For questions about disaster-related tax issues, the IRS operates a Special Services Hotline at 866-562-5227, staffed by specialists who handle exactly these situations.

More detailed guidance on what qualifies as a deductible casualty loss — and how to calculate it — is in IRS Publication 547, Casualties, Disasters and Thefts. The rules around casualty losses have changed over the years, so it’s worth reviewing current law rather than relying on older guidance. Under current rules, personal casualty losses are generally only deductible if they occur in a federally declared disaster area, which is a stricter standard than many people expect.

Where a CPA Fits In

The tax side of disaster recovery is more complicated than it looks. Calculating a casualty loss correctly, coordinating with insurance reimbursements, understanding how relief payments are treated as income, and timing deductions across tax years all require careful analysis.
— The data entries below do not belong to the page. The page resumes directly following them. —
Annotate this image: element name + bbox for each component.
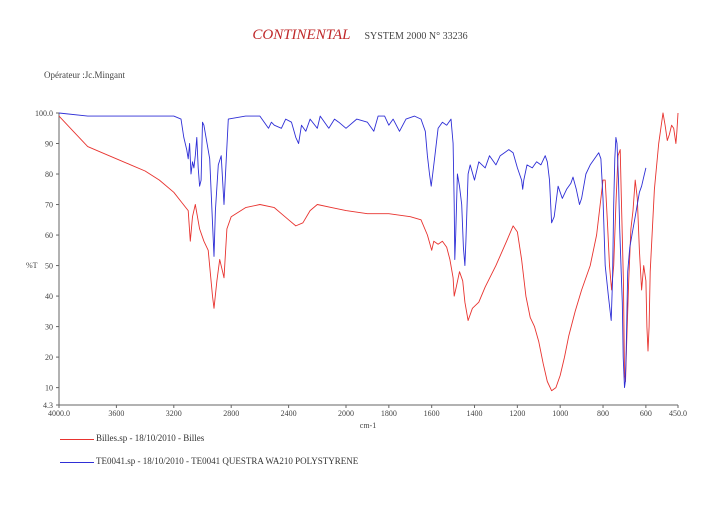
y-tick-label: 4.3 [43,401,53,410]
chart-title-system: SYSTEM 2000 N° 33236 [364,31,468,42]
x-tick-label: 3600 [108,409,124,418]
chart-title-brand: CONTINENTAL [252,27,351,43]
series-line-billes [58,112,679,392]
y-tick-label: 70 [45,201,53,210]
x-tick-label: 1800 [381,409,397,418]
series-line-te0041 [58,112,647,389]
y-tick-label: 20 [45,353,53,362]
x-tick-label: 1600 [424,409,440,418]
x-tick-label: 2000 [338,409,354,418]
x-axis-title: cm-1 [360,421,376,430]
x-tick-label: 600 [640,409,652,418]
x-tick-label: 450.0 [669,409,687,418]
y-tick-label: 80 [45,170,53,179]
x-tick-label: 2400 [281,409,297,418]
y-tick-label: 90 [45,140,53,149]
x-tick-label: 800 [597,409,609,418]
x-tick-label: 1000 [552,409,568,418]
x-tick-label: 4000.0 [48,409,70,418]
ir-spectrum-chart: 4000.0 3600 3200 2800 2400 2000 1800 1600 1400 12… [26,109,687,430]
y-tick-label: 40 [45,292,53,301]
legend-swatch-billes [60,439,94,440]
y-tick-label: 30 [45,323,53,332]
y-tick-label: 50 [45,262,53,271]
y-tick-label: 60 [45,231,53,240]
legend-swatch-te0041 [60,462,94,463]
x-tick-label: 3200 [166,409,182,418]
y-tick-label: 10 [45,384,53,393]
x-tick-label: 1400 [467,409,483,418]
x-tick-label: 2800 [223,409,239,418]
y-axis-title: %T [26,261,38,270]
chart-header: CONTINENTAL SYSTEM 2000 N° 33236 [0,26,720,44]
legend-label-te0041: TE0041.sp - 18/10/2010 - TE0041 QUESTRA … [96,456,359,466]
x-tick-label: 1200 [509,409,525,418]
legend-label-billes: Billes.sp - 18/10/2010 - Billes [96,433,205,443]
y-tick-label: 100.0 [35,109,53,118]
operator-label: Opérateur :Jc.Mingant [44,70,125,80]
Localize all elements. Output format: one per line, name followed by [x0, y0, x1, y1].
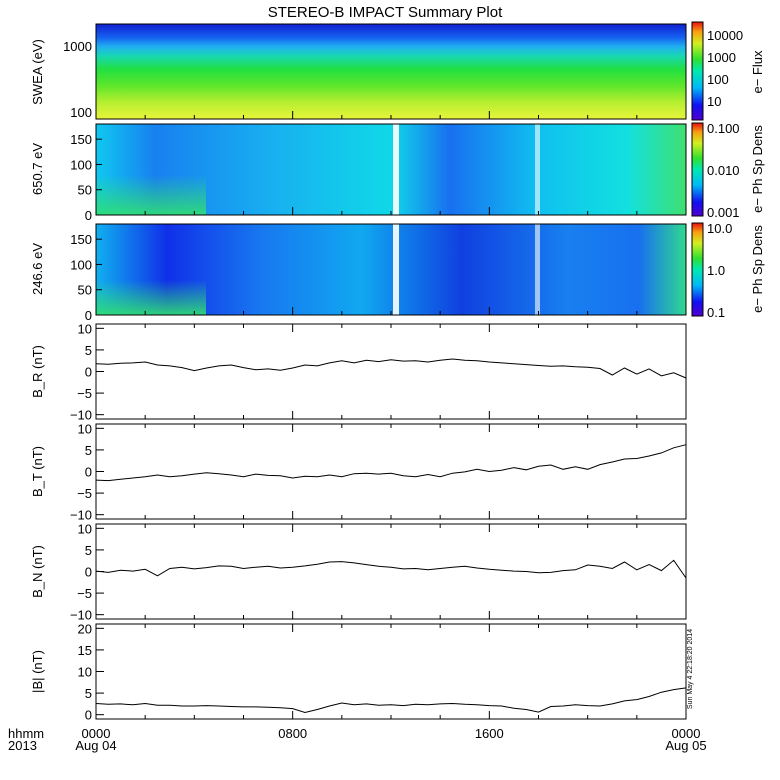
colorbar-pa246-tick-1: 1.0	[707, 263, 725, 278]
bt-ylabel: B_T (nT)	[30, 446, 45, 497]
bn-frame	[95, 523, 687, 620]
y-tick-label: 15	[78, 643, 92, 658]
pa650-gap-2	[535, 124, 540, 215]
bt-frame	[95, 423, 687, 520]
colorbar-pa246-label: e− Ph Sp Dens	[750, 225, 765, 313]
y-tick-label: −5	[77, 586, 92, 601]
colorbar-pa246-bar	[691, 222, 704, 317]
y-tick-label: 5	[85, 343, 92, 358]
y-tick-label: 20	[78, 621, 92, 636]
pa650-ylabel: 650.7 eV	[30, 143, 45, 195]
br-series-line	[95, 358, 687, 379]
y-tick-label: 5	[85, 443, 92, 458]
colorbar-pa650-tick-1: 0.010	[707, 163, 740, 178]
date-end: Aug 05	[665, 738, 706, 753]
bmag-ylabel: |B| (nT)	[30, 650, 45, 693]
colorbar-flux-tick-2: 100	[707, 72, 729, 87]
time-axis: hhmm 2013 0000 0800 1600 0000 Aug 04 Aug…	[8, 726, 707, 753]
y-tick-label: −10	[70, 508, 92, 523]
pa650-low-band	[96, 175, 206, 215]
y-tick-label: 5	[85, 543, 92, 558]
y-tick-label: 0	[85, 565, 92, 580]
bmag-panel: 20 15 10 5 0 |B| (nT)	[30, 621, 687, 723]
bn-ylabel: B_N (nT)	[30, 545, 45, 598]
colorbar-pa246: 10.0 1.0 0.1 e− Ph Sp Dens	[691, 221, 765, 320]
pa-y-tick-label: 100	[70, 257, 92, 272]
pa-y-tick-label: 150	[70, 132, 92, 147]
y-tick-label: 10	[78, 665, 92, 680]
pa246-panel: 150 100 50 0 246.6 eV	[30, 223, 687, 323]
pa-y-tick-label: 0	[85, 308, 92, 323]
bt-panel: 10 5 0 −5 −10 B_T (nT)	[30, 421, 687, 523]
pa-y-tick-label: 50	[78, 183, 92, 198]
pa650-panel: 150 100 50 0 650.7 eV	[30, 123, 687, 223]
colorbar-pa650-bar	[691, 122, 704, 217]
y-tick-label: 10	[78, 421, 92, 436]
bt-series-line	[95, 444, 687, 482]
x-tick-label-0000-end: 0000	[672, 726, 701, 741]
colorbar-flux-tick-1: 1000	[707, 50, 736, 65]
swea-spectrogram	[96, 24, 686, 119]
pa-y-tick-label: 150	[70, 232, 92, 247]
x-tick-label-0000-start: 0000	[82, 726, 111, 741]
pa650-gap-1	[393, 124, 399, 215]
pa246-low-band	[96, 280, 206, 315]
pa-y-tick-label: 100	[70, 157, 92, 172]
x-tick-label-0800: 0800	[278, 726, 307, 741]
br-ylabel: B_R (nT)	[30, 345, 45, 398]
pa246-gap-2	[535, 224, 540, 315]
pa246-ylabel: 246.6 eV	[30, 243, 45, 295]
colorbar-pa246-tick-2: 0.1	[707, 305, 725, 320]
colorbar-flux: 10000 1000 100 10 e− Flux	[691, 21, 765, 121]
y-tick-label: 0	[85, 365, 92, 380]
date-start: Aug 04	[75, 738, 116, 753]
bn-series-line	[95, 559, 687, 579]
y-tick-label: 10	[78, 321, 92, 336]
colorbar-pa246-tick-0: 10.0	[707, 221, 732, 236]
colorbar-pa650-label: e− Ph Sp Dens	[750, 125, 765, 213]
y-tick-label: 10	[78, 521, 92, 536]
colorbar-flux-tick-3: 10	[707, 94, 721, 109]
footer-hhmm: hhmm	[8, 726, 44, 741]
y-tick-label: −5	[77, 386, 92, 401]
br-frame	[95, 323, 687, 420]
colorbar-pa650: 0.100 0.010 0.001 e− Ph Sp Dens	[691, 121, 765, 220]
y-tick-label: −10	[70, 408, 92, 423]
pa246-gap-1	[393, 224, 399, 315]
pa-y-tick-label: 50	[78, 283, 92, 298]
y-tick-label: 0	[85, 465, 92, 480]
colorbar-flux-label: e− Flux	[750, 50, 765, 93]
y-tick-label: 0	[85, 708, 92, 723]
br-panel: 10 5 0 −5 −10 B_R (nT)	[30, 321, 687, 423]
y-tick-label: 5	[85, 686, 92, 701]
colorbar-pa650-tick-0: 0.100	[707, 121, 740, 136]
bmag-series-line	[95, 687, 687, 714]
bn-panel: 10 5 0 −5 −10 B_N (nT)	[30, 521, 687, 623]
swea-panel: 1000 100 SWEA (eV)	[30, 23, 687, 120]
colorbar-pa650-tick-2: 0.001	[707, 205, 740, 220]
swea-tick-100: 100	[70, 105, 92, 120]
colorbar-flux-bar	[691, 21, 704, 121]
colorbar-flux-tick-0: 10000	[707, 28, 743, 43]
generation-timestamp: Sun May 4 22:18:20 2014	[687, 629, 694, 709]
swea-tick-1000: 1000	[63, 39, 92, 54]
y-tick-label: −5	[77, 486, 92, 501]
pa-y-tick-label: 0	[85, 208, 92, 223]
y-tick-label: −10	[70, 608, 92, 623]
swea-ylabel: SWEA (eV)	[30, 39, 45, 105]
x-tick-label-1600: 1600	[475, 726, 504, 741]
footer-year: 2013	[8, 738, 37, 753]
plot-title: STEREO-B IMPACT Summary Plot	[268, 4, 503, 21]
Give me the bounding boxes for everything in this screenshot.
If you’re affected by a disaster and have questions about what you can claim — or if you want to make sure your records are in the kind of order that makes a future claim straightforward — the team at TYS is here to help. Planning ahead costs much less than reconstructing things under pressure.

Contact TYS Advisors in Rochester, NY or Walnut Creek, CA to discuss your situation.

Frequently Asked Questions

Q. Do I have to live in a hurricane-prone area for this to matter? 

  1. No. Federally declared disasters include floods, wildfires, tornadoes, ice storms, and other events that occur across the country. The Rochester area has experienced significant flooding and severe weather events that have triggered disaster relief. These steps are relevant regardless of where you live.

Q. What does it mean for an area to be a “federally declared disaster area”? 

  1. When a disaster is severe enough, the President can issue a federal disaster declaration for the affected counties. This declaration unlocks IRS tax relief — including automatic filing and payment extensions — and is the threshold that determines whether personal casualty losses are deductible. You can check current declarations and available relief by state at the IRS Around the Nation page.

Q. Can I deduct losses that my insurance already covered? 

  1. No. You can only deduct the portion of a casualty loss that exceeds your insurance reimbursement — and you must reduce your deductible loss by any reimbursement you receive or expect to receive. Claiming a deduction for a loss that insurance already paid is an audit risk. The coordination between your insurance claim and your tax return needs to be handled carefully.

Q. What if I didn’t document my belongings before the disaster? 

  1. You can still file a claim, but it will be harder. After the fact, try to reconstruct records using bank and credit card statements, prior appraisals, photos from social media, and receipts stored in email. The IRS’s disaster loss workbook (Publication 584) can help structure that reconstruction. A CPA can help you build the strongest supportable position from whatever records remain.

Q. Are business losses from a disaster treated the same as personal losses? 

  1. Not exactly. Business property losses follow different rules than personal casualty losses. Business losses from a federally declared disaster can be deducted in the year of the loss or, in some cases, on the prior year’s return — which can accelerate a refund when you need cash quickly. The calculation involves adjusted basis, insurance proceeds, and how the property was used, so working through it with a tax advisor is worthwhile.

Is the IRS hotline the right place to call with complex questions? The IRS Special Services Hotline (866-562-5227) is a good resource for confirming your area’s relief status, deadline extensions, and basic eligibility questions. For calculating your actual deduction, understanding how relief payments affect your taxable income, or coordinating across multiple tax years, a CPA is better positioned to give you complete guidance.